For years, income-hungry investors have had to endure the Federal Reserve’s policy of keeping interest rates near record lows. Although that’s been positive for homeowners and other major borrowers, savers have borne the brunt of the cost of zero-interest rate policy, as the amount of cash they used to get from bank CDs, savings accounts, and bond investments has plunged.
In response, more investors than ever are turning to dividend-paying stocks. With dividend yields that in many cases greatly exceed what you can get on bonds, dividend stocks have become the only viable option for those who rely on regular income from their investment portfolios to meet their needs. Yet as more money flows into dividend stocks, higher valuations raise the question of whether they can provide good total returns — or whether buying dividend stocks right now is like following the herd off a cliff.
The search for yield
Even with the stock market at all-time highs, money continues to flood into dividend stocks. As an article from IndexUniverse highlighted on Friday, income-starved investors bought huge amounts of new shares in dividend ETFs Vanguard High Dividend Yield (NYSEMKT:VYM) and iShares High Dividend Equity (NYSEMKT:HDV) last week. Inflows into the Vanguard ETF amounted to more than $1 billion, boosting the size of the fund by 20%. The smaller iShares ETF saw a 10% rise in its overall assets under management, as more than $280 million got added to the fund.
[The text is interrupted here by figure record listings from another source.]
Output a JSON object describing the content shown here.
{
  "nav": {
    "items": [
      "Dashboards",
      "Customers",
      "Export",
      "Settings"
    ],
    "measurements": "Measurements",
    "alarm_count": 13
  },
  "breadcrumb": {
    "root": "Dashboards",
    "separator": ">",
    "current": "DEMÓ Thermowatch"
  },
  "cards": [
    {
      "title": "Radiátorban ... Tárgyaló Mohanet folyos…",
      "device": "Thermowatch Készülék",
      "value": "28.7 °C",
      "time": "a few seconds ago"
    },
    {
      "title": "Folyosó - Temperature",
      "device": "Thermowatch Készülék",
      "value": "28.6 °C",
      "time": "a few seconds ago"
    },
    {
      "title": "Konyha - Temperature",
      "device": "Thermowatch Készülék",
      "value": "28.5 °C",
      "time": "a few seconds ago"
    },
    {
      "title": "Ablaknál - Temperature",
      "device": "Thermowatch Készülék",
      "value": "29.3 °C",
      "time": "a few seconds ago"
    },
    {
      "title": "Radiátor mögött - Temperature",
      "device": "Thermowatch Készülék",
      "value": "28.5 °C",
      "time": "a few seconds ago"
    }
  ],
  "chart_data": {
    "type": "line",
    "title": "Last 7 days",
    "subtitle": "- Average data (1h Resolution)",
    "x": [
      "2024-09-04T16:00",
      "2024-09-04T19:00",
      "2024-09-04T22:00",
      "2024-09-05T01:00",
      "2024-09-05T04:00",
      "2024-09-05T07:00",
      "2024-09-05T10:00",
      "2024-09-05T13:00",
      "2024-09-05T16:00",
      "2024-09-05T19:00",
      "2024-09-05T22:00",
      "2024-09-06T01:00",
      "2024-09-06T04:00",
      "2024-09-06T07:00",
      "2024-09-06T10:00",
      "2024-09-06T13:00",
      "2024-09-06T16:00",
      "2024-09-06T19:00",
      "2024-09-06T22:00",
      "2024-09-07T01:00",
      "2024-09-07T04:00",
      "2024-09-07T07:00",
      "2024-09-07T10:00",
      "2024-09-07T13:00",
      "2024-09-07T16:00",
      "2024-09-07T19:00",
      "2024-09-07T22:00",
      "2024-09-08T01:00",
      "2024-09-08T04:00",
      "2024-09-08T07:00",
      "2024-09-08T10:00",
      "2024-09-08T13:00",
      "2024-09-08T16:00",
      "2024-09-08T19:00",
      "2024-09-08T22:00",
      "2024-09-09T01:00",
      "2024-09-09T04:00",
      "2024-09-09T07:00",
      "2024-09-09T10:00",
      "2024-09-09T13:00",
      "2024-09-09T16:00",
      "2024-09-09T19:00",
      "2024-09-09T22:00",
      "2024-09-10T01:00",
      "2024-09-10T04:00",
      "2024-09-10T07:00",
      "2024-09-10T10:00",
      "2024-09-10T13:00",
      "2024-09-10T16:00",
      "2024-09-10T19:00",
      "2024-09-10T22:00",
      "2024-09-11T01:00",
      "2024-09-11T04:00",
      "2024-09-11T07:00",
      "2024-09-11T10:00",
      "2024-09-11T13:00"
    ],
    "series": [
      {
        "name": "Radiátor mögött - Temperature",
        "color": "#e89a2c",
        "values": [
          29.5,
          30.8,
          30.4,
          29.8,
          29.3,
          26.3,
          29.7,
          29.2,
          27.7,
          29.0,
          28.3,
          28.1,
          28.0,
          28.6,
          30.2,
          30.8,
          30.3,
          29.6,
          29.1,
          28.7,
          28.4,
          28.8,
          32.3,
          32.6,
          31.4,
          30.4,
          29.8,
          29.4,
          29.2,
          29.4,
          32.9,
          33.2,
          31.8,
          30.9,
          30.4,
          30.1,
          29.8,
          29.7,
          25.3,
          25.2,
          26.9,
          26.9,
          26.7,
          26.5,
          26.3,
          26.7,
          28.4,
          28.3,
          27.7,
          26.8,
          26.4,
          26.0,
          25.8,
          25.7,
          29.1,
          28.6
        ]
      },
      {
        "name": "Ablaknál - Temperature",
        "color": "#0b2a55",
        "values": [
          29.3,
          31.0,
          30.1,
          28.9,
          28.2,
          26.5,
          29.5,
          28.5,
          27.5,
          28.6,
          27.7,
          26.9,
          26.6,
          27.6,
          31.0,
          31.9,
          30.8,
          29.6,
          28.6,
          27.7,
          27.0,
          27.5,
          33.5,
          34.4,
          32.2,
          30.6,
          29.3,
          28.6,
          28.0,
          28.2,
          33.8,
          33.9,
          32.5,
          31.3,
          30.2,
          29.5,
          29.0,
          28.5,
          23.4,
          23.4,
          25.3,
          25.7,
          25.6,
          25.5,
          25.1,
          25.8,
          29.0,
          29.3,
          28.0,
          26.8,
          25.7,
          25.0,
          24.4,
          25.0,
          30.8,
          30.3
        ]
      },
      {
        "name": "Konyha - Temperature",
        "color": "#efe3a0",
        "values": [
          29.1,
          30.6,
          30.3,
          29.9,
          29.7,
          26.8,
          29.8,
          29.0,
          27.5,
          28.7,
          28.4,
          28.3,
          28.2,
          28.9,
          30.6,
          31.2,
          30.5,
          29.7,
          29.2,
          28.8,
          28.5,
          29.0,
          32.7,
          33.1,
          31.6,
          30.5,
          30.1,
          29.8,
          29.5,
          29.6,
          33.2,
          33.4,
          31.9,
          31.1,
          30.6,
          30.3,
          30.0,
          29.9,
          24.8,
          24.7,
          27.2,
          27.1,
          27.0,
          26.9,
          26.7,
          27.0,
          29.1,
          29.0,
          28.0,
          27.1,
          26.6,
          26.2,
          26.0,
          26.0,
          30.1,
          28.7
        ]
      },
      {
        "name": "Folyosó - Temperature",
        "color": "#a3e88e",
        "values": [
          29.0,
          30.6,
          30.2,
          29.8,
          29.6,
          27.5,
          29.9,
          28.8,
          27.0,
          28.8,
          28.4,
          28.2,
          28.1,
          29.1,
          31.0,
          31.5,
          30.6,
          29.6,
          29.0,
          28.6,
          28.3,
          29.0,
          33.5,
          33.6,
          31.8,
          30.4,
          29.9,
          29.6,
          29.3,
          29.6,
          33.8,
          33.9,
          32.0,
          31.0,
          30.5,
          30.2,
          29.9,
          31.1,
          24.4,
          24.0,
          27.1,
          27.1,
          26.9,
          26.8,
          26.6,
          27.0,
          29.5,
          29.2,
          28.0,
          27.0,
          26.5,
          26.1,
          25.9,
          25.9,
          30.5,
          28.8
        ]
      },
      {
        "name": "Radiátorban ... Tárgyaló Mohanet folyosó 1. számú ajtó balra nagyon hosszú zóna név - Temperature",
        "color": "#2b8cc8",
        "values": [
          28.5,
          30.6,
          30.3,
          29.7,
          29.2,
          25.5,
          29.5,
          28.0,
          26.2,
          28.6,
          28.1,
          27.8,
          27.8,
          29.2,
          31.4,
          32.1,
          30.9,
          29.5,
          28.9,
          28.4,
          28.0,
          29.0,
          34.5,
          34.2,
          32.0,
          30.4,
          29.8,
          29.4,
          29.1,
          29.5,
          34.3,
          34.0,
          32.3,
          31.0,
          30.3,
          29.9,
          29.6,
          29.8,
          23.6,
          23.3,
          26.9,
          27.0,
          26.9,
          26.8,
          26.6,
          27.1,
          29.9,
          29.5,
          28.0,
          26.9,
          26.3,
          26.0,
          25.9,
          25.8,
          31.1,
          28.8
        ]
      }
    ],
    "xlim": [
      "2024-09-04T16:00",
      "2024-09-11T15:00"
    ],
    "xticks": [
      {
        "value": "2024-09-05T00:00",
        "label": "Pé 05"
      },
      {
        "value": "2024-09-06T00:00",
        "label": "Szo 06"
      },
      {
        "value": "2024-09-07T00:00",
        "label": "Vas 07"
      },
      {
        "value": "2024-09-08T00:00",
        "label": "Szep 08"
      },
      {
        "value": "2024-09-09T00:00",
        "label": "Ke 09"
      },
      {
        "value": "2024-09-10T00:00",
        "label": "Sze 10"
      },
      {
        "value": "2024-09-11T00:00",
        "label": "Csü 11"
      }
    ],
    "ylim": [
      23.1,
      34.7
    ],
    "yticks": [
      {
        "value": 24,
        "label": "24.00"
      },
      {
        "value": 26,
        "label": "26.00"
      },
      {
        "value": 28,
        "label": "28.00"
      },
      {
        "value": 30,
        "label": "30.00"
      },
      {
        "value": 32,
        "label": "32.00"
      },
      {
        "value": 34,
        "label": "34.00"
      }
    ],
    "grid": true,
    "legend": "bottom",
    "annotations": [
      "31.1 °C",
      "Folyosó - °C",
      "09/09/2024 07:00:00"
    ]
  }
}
What’s noteworthy about the moves is the emphasis on the highest yields possible. Vanguard has another dividend ETF that focuses more on long-term dividend growth than immediate yield, and that fund has generally been more popular than its high-yield dividend ETF. But now, more investors are piling into the higher-yielding fund.
What a falling bond market may do to dividend stocks
Low bond yields encourage investors to move to higher-yielding stocks. But over the past six months, the yield on the 10-year Treasury has bounced off its summer 2012 lows, rising from below 1.5% to above 2% recently. If bond yields continue to rise, will fickle investors move back to the bond market?
The answer is far from clear. On one hand, higher bond yields will allow conservative investors to get the income they need while moving back into more comfortable territory. Bonds tend to be less volatile than stocks, and if bank CDs start to raise their rates in line with Treasuries, the added benefit of FDIC insurance protection will undoubtedly lure some investors to pull their money out of dividend stocks.